The summer of 1978 began with the yearly Evangelical Free Church of America’s national youth conference in June.  That year’s weeklong event was held 60 miles north of Denver at Colorado State University.  Our church sent two busloads of junior and senior high students.  An Evangelical Free denomination youth ministry activity that was well rooted in our church was Bible Quizzing.  It worked like the television game show called Jeopardy:  An emcee would ask questions to ten students (5 on each of two teams) from the Bible book that Bible quiz team students at Evangelical Free churches around the country had been studying during the school year.  The first student to hit their response pad would get to give the answer—getting team points for correctly naming the verse and its content, or losing team points for wrong answers.  During that 1978 youth conference at Colorado State University, our church’s Bible Quiz team lost its first two tournament quiz contests, ending its participation in that double-elimination tournament. That team’s whole year had been a disappointment, due to conflicted dynamics among the team members.  As that National Youth Conference came to a close during the final general session, I was sitting alone on one of the buses that would take us home within the hour.  Soon to become the new youth pastor later that summer, I was struggling within myself about being responsible for that church’s youth Bible Quiz team whose next year would start up again in September.  The youth pastor I was about to replace had coached that year’s team. Sitting on that bus, I was feeling that I didn’t want to become the next coach, because of the conflicted dynamics of that year’s team, and because I was new to Bible quizzing and felt unprepared to lead it.  Put simply, I was struggling with a fear of failure. So I sat there pondering how I could avoid being that church’s next youth Bible Quiz team coach.

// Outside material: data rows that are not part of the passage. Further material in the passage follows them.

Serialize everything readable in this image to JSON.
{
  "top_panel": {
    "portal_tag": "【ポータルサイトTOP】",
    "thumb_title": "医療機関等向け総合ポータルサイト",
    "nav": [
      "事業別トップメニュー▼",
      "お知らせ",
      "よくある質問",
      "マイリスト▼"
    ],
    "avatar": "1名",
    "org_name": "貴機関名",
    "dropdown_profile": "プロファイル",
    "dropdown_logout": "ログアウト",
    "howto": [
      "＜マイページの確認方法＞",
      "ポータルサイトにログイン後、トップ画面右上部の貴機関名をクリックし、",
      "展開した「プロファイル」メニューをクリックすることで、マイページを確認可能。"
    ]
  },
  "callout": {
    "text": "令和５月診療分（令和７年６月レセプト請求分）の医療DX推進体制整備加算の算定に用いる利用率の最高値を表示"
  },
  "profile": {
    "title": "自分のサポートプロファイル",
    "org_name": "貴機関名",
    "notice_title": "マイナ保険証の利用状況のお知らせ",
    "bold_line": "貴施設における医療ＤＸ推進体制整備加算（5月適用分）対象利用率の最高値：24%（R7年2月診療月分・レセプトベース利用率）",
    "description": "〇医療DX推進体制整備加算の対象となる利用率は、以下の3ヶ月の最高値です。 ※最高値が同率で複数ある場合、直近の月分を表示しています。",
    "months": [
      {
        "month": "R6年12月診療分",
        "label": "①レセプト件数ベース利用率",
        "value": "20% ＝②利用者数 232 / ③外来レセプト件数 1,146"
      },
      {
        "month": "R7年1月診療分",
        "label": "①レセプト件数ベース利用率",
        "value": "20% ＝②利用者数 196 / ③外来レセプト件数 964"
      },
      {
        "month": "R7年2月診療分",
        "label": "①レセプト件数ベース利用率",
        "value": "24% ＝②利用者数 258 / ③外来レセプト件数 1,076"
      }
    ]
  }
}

Suddenly, on that empty bus, I had another Eureka! moment. This thought crossed my mind: “I want you to lead the Quiz team.”  I was shocked.  The thought was accompanied by a sense of empowerment and confidence.  It immediately changed my attitude.  I responded, “OK!”  Several times over the next two months, unexpectively I found myself receiving innovative thoughts on things to do that would have a positive impact on the teenage Bible quizzers for the upcoming school year.  My confidence that this was God’s idea, and that he would bless us, increased as September approached because innovative coaching ideas kept coming to my mind.  When the teens and their parents met at church to begin the new season in early September, I welcomed them and said, “I’d like to introduce you to the 1979 National Bible Quiz champions!”  They laughed derisively at me, still smarting from the previous season’s disappointment.  But my confidence never wavered.  I coached them with what I thought were God-given new approaches for learning the book of John during that school year.  For spring vacation in 1979, I took the team to Minnesota to compete against the denomination’s repeatedly best Bible quiz teams that were having an open round-robin tournament with each other.  I received permission from the host team to bring our team from Colorado, so I did.  During that round robin tournament, our team defeated everybody in Minnesota, and a month later went undefeated through the Colorado qualifying rounds for the National Conference that June at San Diego State University.  A few weeks later, our team won the double-elimination tournament in San Diego without a loss, completing an undefeated season.  A month after our team won that Bible Quiz championship, I was surprised when I got the mail one day:  The cover of our denomination’s monthly magazine. “The Beacon,” consisted of a photograph of our Bible Quiz team, taken immediately after they won the denomination’s championship.  God’s grace had come to me a year ealier on that empty bus in a Eureka! moment, had overcome my fear-based resistance, had guided me as the team’s coach, and had empowered the team to become the denomination’s 1979 champions.  That year-long experience deepened my conviction that God is real! And it brought me great personal fulfillment.